Dans les dessins, cette violence diffuse est imminente, une hypothèse tapie dans l'ombre. Muettes, innocentes, les vaches de DiBenedetto émergent des trames de fusain, leur chair couleur de plomb porteuse d'un présage sinistre. L'artiste a remarqué que leurs museaux ressemblent à l'archétype des visages des extraterrestres qui vont prétendument les kidnapper, les naseaux de la vache faisant double emploi avec les grands yeux sombres scrutateurs de ces créatures.
Ce visage d'extraterrestre/museau de vache est une « apparence clé » a déclaré DiBenedetto, un signe de sa maîtrise d‘une sorte de langage de programmation. Il s'est ensuite interrogé : « Que se passerait-il si une sorte de conscience allait fusionner vaches et humains ? » Bientôt, les sabots des vaches ont dépassé les mutilations pour aller vers la mutation et devenir des têtes humaines. Une sorte d'intelligence sordide sème le chaos. Dans un lieu au-delà de la compréhension, le matériau génétique, information ultime, s'est désintégré de façon totalement incontrôlée. Nous avons ici affaire à un récit presque lisible, pendant que les autorités commencent leurs confuses opérations de confinement ; des hélicoptères apparaissent à l'horizon, et se disloquent en mille morceaux en s'écrasant au sol.
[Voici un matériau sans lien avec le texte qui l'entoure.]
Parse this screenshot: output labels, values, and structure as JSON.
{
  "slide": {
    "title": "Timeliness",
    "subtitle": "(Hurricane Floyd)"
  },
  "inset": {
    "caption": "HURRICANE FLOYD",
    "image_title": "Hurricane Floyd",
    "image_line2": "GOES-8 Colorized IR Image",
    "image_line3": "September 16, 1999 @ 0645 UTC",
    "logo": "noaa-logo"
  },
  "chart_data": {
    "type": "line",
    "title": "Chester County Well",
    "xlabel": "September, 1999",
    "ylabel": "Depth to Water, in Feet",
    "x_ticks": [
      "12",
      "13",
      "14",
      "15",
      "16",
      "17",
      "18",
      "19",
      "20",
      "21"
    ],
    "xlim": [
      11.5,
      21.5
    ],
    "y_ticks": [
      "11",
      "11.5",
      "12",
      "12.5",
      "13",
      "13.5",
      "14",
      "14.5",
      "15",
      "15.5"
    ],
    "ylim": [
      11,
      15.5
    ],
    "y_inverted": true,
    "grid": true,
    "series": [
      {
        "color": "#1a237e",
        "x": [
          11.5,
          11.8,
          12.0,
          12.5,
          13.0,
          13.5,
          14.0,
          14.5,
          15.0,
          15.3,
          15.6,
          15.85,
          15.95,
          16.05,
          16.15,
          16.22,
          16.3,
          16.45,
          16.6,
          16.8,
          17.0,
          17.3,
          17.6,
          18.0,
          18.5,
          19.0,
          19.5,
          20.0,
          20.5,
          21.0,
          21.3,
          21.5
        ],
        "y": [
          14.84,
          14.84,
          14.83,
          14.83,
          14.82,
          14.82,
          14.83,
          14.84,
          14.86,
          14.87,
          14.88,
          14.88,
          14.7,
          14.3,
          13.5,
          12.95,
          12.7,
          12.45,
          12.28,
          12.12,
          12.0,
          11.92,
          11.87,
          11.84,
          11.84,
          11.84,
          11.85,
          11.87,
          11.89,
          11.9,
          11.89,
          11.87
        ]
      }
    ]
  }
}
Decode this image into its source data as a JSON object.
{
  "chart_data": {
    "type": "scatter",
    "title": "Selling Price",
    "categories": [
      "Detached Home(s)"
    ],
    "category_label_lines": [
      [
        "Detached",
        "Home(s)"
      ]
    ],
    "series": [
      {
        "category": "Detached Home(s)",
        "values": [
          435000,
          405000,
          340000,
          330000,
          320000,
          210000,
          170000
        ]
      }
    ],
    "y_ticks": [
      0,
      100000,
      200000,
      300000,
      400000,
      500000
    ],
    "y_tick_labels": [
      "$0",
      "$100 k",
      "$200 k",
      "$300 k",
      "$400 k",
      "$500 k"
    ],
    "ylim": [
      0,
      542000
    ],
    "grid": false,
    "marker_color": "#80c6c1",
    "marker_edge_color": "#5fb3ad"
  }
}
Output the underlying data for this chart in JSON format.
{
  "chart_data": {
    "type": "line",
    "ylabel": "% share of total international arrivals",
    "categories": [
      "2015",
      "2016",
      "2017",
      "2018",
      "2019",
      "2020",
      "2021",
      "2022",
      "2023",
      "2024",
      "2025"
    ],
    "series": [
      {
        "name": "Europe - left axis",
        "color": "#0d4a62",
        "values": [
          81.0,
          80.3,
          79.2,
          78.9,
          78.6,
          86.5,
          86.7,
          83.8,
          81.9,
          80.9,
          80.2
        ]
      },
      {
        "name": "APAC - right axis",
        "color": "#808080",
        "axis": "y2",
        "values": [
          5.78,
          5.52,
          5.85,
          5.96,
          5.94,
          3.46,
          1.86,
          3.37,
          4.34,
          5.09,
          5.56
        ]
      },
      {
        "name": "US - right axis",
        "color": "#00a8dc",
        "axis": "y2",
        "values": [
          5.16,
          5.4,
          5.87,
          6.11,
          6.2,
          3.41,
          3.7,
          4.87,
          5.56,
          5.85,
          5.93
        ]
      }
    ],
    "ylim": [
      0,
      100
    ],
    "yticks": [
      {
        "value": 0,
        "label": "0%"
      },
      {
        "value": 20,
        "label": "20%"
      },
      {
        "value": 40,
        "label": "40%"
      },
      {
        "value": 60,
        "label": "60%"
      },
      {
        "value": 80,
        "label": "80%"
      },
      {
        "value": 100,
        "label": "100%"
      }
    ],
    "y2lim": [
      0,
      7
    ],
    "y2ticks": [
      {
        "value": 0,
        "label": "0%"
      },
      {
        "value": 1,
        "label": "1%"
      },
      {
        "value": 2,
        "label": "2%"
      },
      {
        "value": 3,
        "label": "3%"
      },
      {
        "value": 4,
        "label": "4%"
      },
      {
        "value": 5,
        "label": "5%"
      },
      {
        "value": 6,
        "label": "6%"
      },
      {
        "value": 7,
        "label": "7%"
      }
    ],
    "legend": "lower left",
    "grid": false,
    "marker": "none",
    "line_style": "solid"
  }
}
Pendant ce temps, dans des intérieurs exigus, les pieuvres se mettent à suinter, et les retransmissions des extraterrestres continuent à être diffusées à la télévision.
À quoi ressemble la vie sous le règne des hélicoptères ? Dans les dessins plus tardifs, l'architecture se déforme, devient déstabilisante. L'univers est constitué de réseaux sinueux de toiles d'araignées métalliques, de rameaux grimpants qui suppurent, de muscles gélifiés, de rotors brisés, de tout un labyrinthe de tuyaux hirsutes. L'impression qui en ressort, c'est celle d'être pris au piège à l'intérieur de la plomberie d'un vaste système pneumatique - peut-être sous l'ample chapiteau délabré d'un parc d'attractions désaffecté, d'un lieu condamné et quadrillé par les hélicoptères. Les tentes et les auvents rayés dans l'allée principale de la fête foraine se fondent avec les grandes roues rouillées. On est pris dans les couches concentriques d'un malware extraterrestre qui s'avance à la fois vers l'intérieur et l'extérieur, qui a fusionné avec une machine si élaborée dans ses dimensions qu'elle entraîne en même temps force centrifuge et centripète. S'est-on transformé en un taureau exsangue, en un billet d'un dollar ? Quoi que vous soyez devenus, ne vous alarmez pas. Détendez-vous.
L'anthropologue Mary Douglas avait notoirement défini la souillure comme « une matière qui n'est pas à sa place ». En suivant ce raisonnement, ces dessins sont immondes. Rien n'y est à sa place. Et pourtant j'ai une intense affinité pour eux, pour tout le travail de DiBenedetto. L'artiste a déclaré avoir appris à accepter à « semer le désordre ». Les dessins rassemblés ici attestent du grand soin avec lequel il a démantelé notre réalité. Il est monté à bord de l'hélicoptère, a pris le contrôle du psychoptère, et piloté tout ce drôle de bazar pour le précipiter au sol - en poursuivant un signal audible seulement pour ceux qui voudraient le noyer dans le vacarme.